Last month I promised a tutorial on Operating Systems (OSs). I will initiate it with an overview of the constituents of an operating system, describing its benefits to geophysicists, discussing the usefulness of a resident monitor and addressing the concept of a 'real' operating system.

General purpose computers have four main components: hardware, operating system, application programs and users. Hardware typically includes the central processing unit (CPU) along with its supporting modules, memory, disk storage, tape drives, graphics cards, keyboard, mouse, monitor and network interface. It performs arithmetic and logic operations, runs applications and operating systems, stores and transfers data to and from local media and the network, reads keyboard and mouse inputs and puts colours on monitors. The operating system, as its name implies, is a system of software which operates the computer. It has exclusive control of the hardware, fairly arbitrating competing access requests. Application programs execute algorithms of interest to the users on the hardware. Typical geophysical applications, directed by the geophysicist, perform seismic data processing, interpretation, well log analysis, earth modelling and survey design. Non-geophysical applications of interest might include electronic mail (email) reader/composers, World Wide Web (WWW) browsers, File Transfer Protocol and networked flight simulators (used by system administrators strictly for network testing). In the current context, of course, users are geophysicists (system administrators and programmers never consider themselves users). Geophysicists use application programs to leverage their own geophysical capabilities.

In the early days of computing, applications controlled hardware directly, putting a large load on application programmers. Operating systems were developed to shift this burden to the computer. They have improved until modem operating systems initiate and terminate applications, control their sequencing and scheduling and allow transparent, concurrent, consistent and optimal access to hardware. They provide secure and protected file systems and command interpreters. As if that were not enough, an operating system does something even more important. It provides, and enforces, protection, protecting itself from applications and applications from each other. This is supported by a supervisory mode, enforced in hardware, through which the operating system can execute restricted CPU commands.
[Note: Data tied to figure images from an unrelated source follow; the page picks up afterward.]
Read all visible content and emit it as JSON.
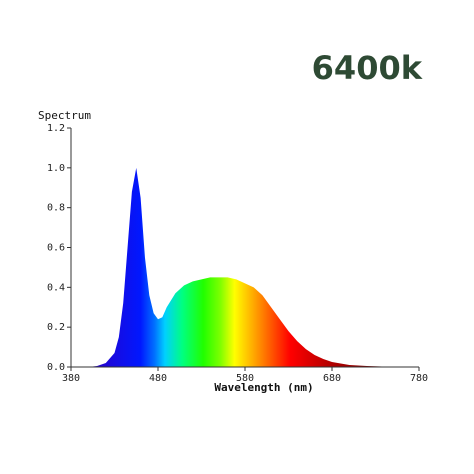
{
  "chart_data": {
    "type": "area",
    "title": "6400k",
    "ylabel": "Spectrum",
    "xlabel": "Wavelength (nm)",
    "x": [
      380,
      400,
      410,
      420,
      430,
      435,
      440,
      445,
      450,
      455,
      460,
      465,
      470,
      475,
      480,
      485,
      490,
      500,
      510,
      520,
      530,
      540,
      550,
      560,
      570,
      580,
      590,
      600,
      610,
      620,
      630,
      640,
      650,
      660,
      670,
      680,
      700,
      720,
      740,
      780
    ],
    "y": [
      0,
      0,
      0.005,
      0.02,
      0.07,
      0.15,
      0.32,
      0.6,
      0.88,
      1.0,
      0.85,
      0.55,
      0.36,
      0.27,
      0.24,
      0.25,
      0.3,
      0.37,
      0.41,
      0.43,
      0.44,
      0.45,
      0.45,
      0.45,
      0.44,
      0.42,
      0.4,
      0.36,
      0.3,
      0.24,
      0.18,
      0.13,
      0.09,
      0.06,
      0.04,
      0.025,
      0.01,
      0.005,
      0.002,
      0
    ],
    "xlim": [
      380,
      780
    ],
    "ylim": [
      0,
      1.2
    ],
    "xticks": [
      380,
      480,
      580,
      680,
      780
    ],
    "yticks": [
      {
        "value": 0,
        "label": "0.0"
      },
      0.2,
      0.4,
      0.6,
      0.8,
      {
        "value": 1,
        "label": "1.0"
      },
      1.2
    ]
  }
}
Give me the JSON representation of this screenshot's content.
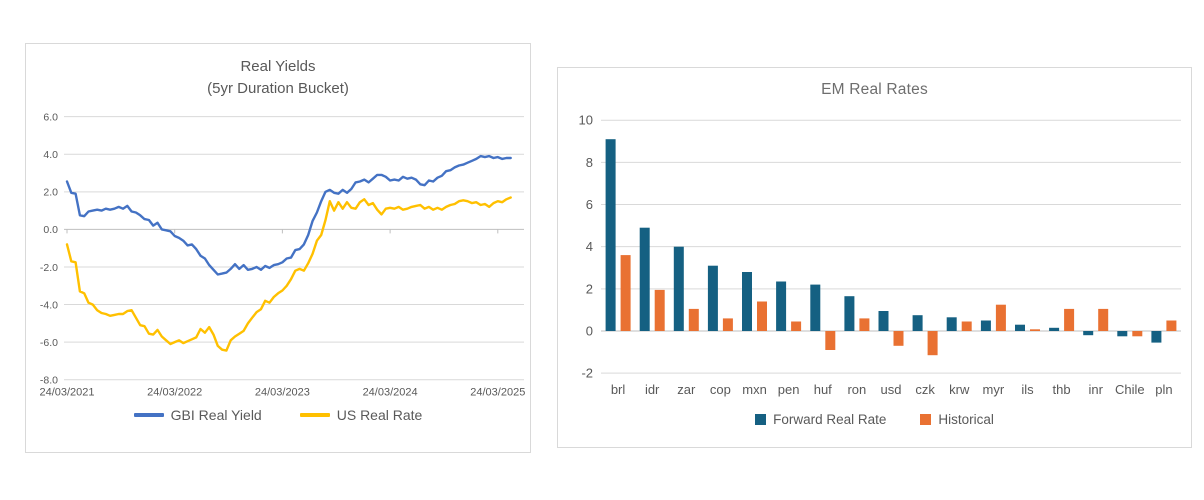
{
  "chart_data": [
    {
      "type": "line",
      "title_lines": [
        "Real Yields",
        "(5yr Duration Bucket)"
      ],
      "xlabel": "",
      "ylabel": "",
      "ylim": [
        -8,
        6
      ],
      "y_ticks": [
        6,
        4,
        2,
        0,
        -2,
        -4,
        -6,
        -8
      ],
      "y_tick_labels": [
        "6.0",
        "4.0",
        "2.0",
        "0.0",
        "-2.0",
        "-4.0",
        "-6.0",
        "-8.0"
      ],
      "x_tick_labels": [
        "24/03/2021",
        "24/03/2022",
        "24/03/2023",
        "24/03/2024",
        "24/03/2025"
      ],
      "x_tick_positions_years": [
        0,
        1,
        2,
        3,
        4
      ],
      "x_range_years": [
        0,
        4.24
      ],
      "grid": true,
      "legend_position": "bottom",
      "axis_color": "#BFBFBF",
      "grid_color": "#D9D9D9",
      "series": [
        {
          "name": "GBI Real Yield",
          "color": "#4472C4",
          "t0": 0,
          "dt": 0.04,
          "values": [
            2.55,
            1.95,
            1.9,
            0.75,
            0.7,
            0.95,
            1.0,
            1.05,
            1.0,
            1.1,
            1.05,
            1.1,
            1.2,
            1.1,
            1.25,
            0.95,
            0.9,
            0.75,
            0.55,
            0.5,
            0.2,
            0.35,
            0.0,
            -0.05,
            -0.1,
            -0.35,
            -0.45,
            -0.6,
            -0.85,
            -0.8,
            -1.05,
            -1.4,
            -1.55,
            -1.9,
            -2.15,
            -2.4,
            -2.35,
            -2.3,
            -2.1,
            -1.85,
            -2.1,
            -1.9,
            -2.15,
            -2.1,
            -2.0,
            -2.15,
            -1.95,
            -2.05,
            -1.9,
            -1.85,
            -1.75,
            -1.55,
            -1.5,
            -1.1,
            -1.05,
            -0.8,
            -0.3,
            0.45,
            0.9,
            1.5,
            2.0,
            2.1,
            1.95,
            1.9,
            2.1,
            1.95,
            2.15,
            2.5,
            2.55,
            2.65,
            2.5,
            2.7,
            2.9,
            2.9,
            2.8,
            2.6,
            2.65,
            2.6,
            2.8,
            2.7,
            2.75,
            2.65,
            2.4,
            2.35,
            2.6,
            2.55,
            2.75,
            2.85,
            3.1,
            3.15,
            3.3,
            3.4,
            3.45,
            3.55,
            3.65,
            3.75,
            3.9,
            3.85,
            3.9,
            3.8,
            3.85,
            3.75,
            3.8,
            3.8
          ]
        },
        {
          "name": "US Real Rate",
          "color": "#FFC000",
          "t0": 0,
          "dt": 0.04,
          "values": [
            -0.8,
            -1.7,
            -1.75,
            -3.3,
            -3.4,
            -3.9,
            -4.0,
            -4.3,
            -4.45,
            -4.5,
            -4.6,
            -4.55,
            -4.5,
            -4.5,
            -4.35,
            -4.3,
            -4.7,
            -5.1,
            -5.15,
            -5.55,
            -5.6,
            -5.35,
            -5.7,
            -5.9,
            -6.1,
            -6.0,
            -5.9,
            -6.05,
            -5.95,
            -5.85,
            -5.75,
            -5.3,
            -5.5,
            -5.2,
            -5.6,
            -6.2,
            -6.4,
            -6.45,
            -5.9,
            -5.7,
            -5.55,
            -5.4,
            -5.0,
            -4.7,
            -4.4,
            -4.25,
            -3.8,
            -3.9,
            -3.6,
            -3.4,
            -3.25,
            -3.0,
            -2.65,
            -2.2,
            -2.1,
            -2.2,
            -1.8,
            -1.3,
            -0.6,
            -0.3,
            0.5,
            1.5,
            1.0,
            1.45,
            1.1,
            1.45,
            1.15,
            1.1,
            1.45,
            1.6,
            1.3,
            1.4,
            1.05,
            0.8,
            1.1,
            1.15,
            1.1,
            1.2,
            1.05,
            1.1,
            1.2,
            1.25,
            1.3,
            1.1,
            1.2,
            1.05,
            1.15,
            1.05,
            1.2,
            1.3,
            1.35,
            1.5,
            1.55,
            1.5,
            1.4,
            1.45,
            1.3,
            1.35,
            1.2,
            1.4,
            1.5,
            1.45,
            1.6,
            1.7
          ]
        }
      ]
    },
    {
      "type": "bar",
      "title": "EM Real Rates",
      "xlabel": "",
      "ylabel": "",
      "ylim": [
        -2,
        10
      ],
      "y_ticks": [
        10,
        8,
        6,
        4,
        2,
        0,
        -2
      ],
      "y_tick_labels": [
        "10",
        "8",
        "6",
        "4",
        "2",
        "0",
        "-2"
      ],
      "categories": [
        "brl",
        "idr",
        "zar",
        "cop",
        "mxn",
        "pen",
        "huf",
        "ron",
        "usd",
        "czk",
        "krw",
        "myr",
        "ils",
        "thb",
        "inr",
        "Chile",
        "pln"
      ],
      "grid": true,
      "legend_position": "bottom",
      "axis_color": "#BFBFBF",
      "grid_color": "#D9D9D9",
      "series": [
        {
          "name": "Forward Real Rate",
          "color": "#156082",
          "values": [
            9.1,
            4.9,
            4.0,
            3.1,
            2.8,
            2.35,
            2.2,
            1.65,
            0.95,
            0.75,
            0.65,
            0.5,
            0.3,
            0.15,
            -0.2,
            -0.25,
            -0.55
          ]
        },
        {
          "name": "Historical",
          "color": "#E97132",
          "values": [
            3.6,
            1.95,
            1.05,
            0.6,
            1.4,
            0.45,
            -0.9,
            0.6,
            -0.7,
            -1.15,
            0.45,
            1.25,
            0.08,
            1.05,
            1.05,
            -0.25,
            0.5
          ]
        }
      ]
    }
  ]
}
Similarly, it provides an extended and secure administration mode.

While computing scientists may be fascinated with operating systems in and of themselves, geophysicists may ask "What's in it for me? Why should I pay good money for an operating system and, heaven forbid, someone to maintain it?" The theoretical answer is that an operating system maximizes efficiency and convenience. Efficiency results from optimal use of hardware. Convenience results from the creation of an environment which allows applications to focus on their primary tasks. The practical answer is that it allows many users to transparently share the same group of computers simultaneously. Each can concentrate on geophysics, running multiple applications which compute on, and access data from, remote computers while displaying results in multiple windows. Concurrently, unnoticed by users, e-mail can be transferred, system administrators can install new applications, print and plot jobs can be processed, and data can be transferred to and from tape or disk. These are kept separate, with each application thinking it has exclusive hardware access. One geophysicist's velocity picks don't end up in another's seismic data. If a migration runs wild, attempting to grab all the CPU, it is restrained, allowing a statics application to continue. If a modelling run goes berserk and tries to scribble over a WWW browser's memory, it is immediately and unceremoniously terminated. (Yes, application programmers sometimes make mistakes. These things do happen.) The fact that we take all this for granted is a tribute to the sophistication and stability of today's operating systems.

Having extolled the virtues of an operating system, it should be noted that it is possible to do useful work on a computer without an operating system. In fact, personal computers have been highly successful using a sophisticated resident monitor. These were developed early in computing history, before full operating systems, in order to keep computers busy while minimizing operator intervention. Their sophistication has increased to the point where they, in conjunction with a windowing application, can present the illusion of a full multitasking operating system. These may work well on single user computers but, as I will claim, are not Real™ operating systems.

In my last column, I foolishly promised to address the concept of a 'real' operating system. In this column I will do something even more foolish-I will keep that promise. Geophysicists may be familiar with the term 'real' in the context of that famous seismic source, George Thorogood, when he said "Get a haircut and get a real job." In a similar vein, the term 'real' is often used in computing culture, often with the trademark symbol, as in Real™. This refers to a person, program or unit of hardware which is especially clever, such that observers are struck with awe. An example is "Joe Bloggs wrote a program which fork(2)s, then exec(2)s itself with different arguments, demonstrating the setrlimit(2) bug in RigelOS, through infinite recursion.

That's a Real™ program." (I actually did this and, for a moment, felt like a Real™ programmer.) Note that the (2) is not pronounced; it is a documentation reference. The opposite of Real is not 'unreal', but rather 'not Real™' as in "That PC user got a virus from the Internet. He's obviously not running a Real™ OS." (There are Real™ operating systems available for PCs, but that's a topic for another day.)

Given the gradation from bare hardware through resident monitor to highly sophisticated operating systems, how does one determine where the Real™ operating system line is drawn? For me, the main requirement is that Real™ operating systems enforce protection. Real™ operating systems have a supervisory mode and system administration mode. Real™ operating systems rule their domain with an iron fist. Real™ operating systems don't get viruses.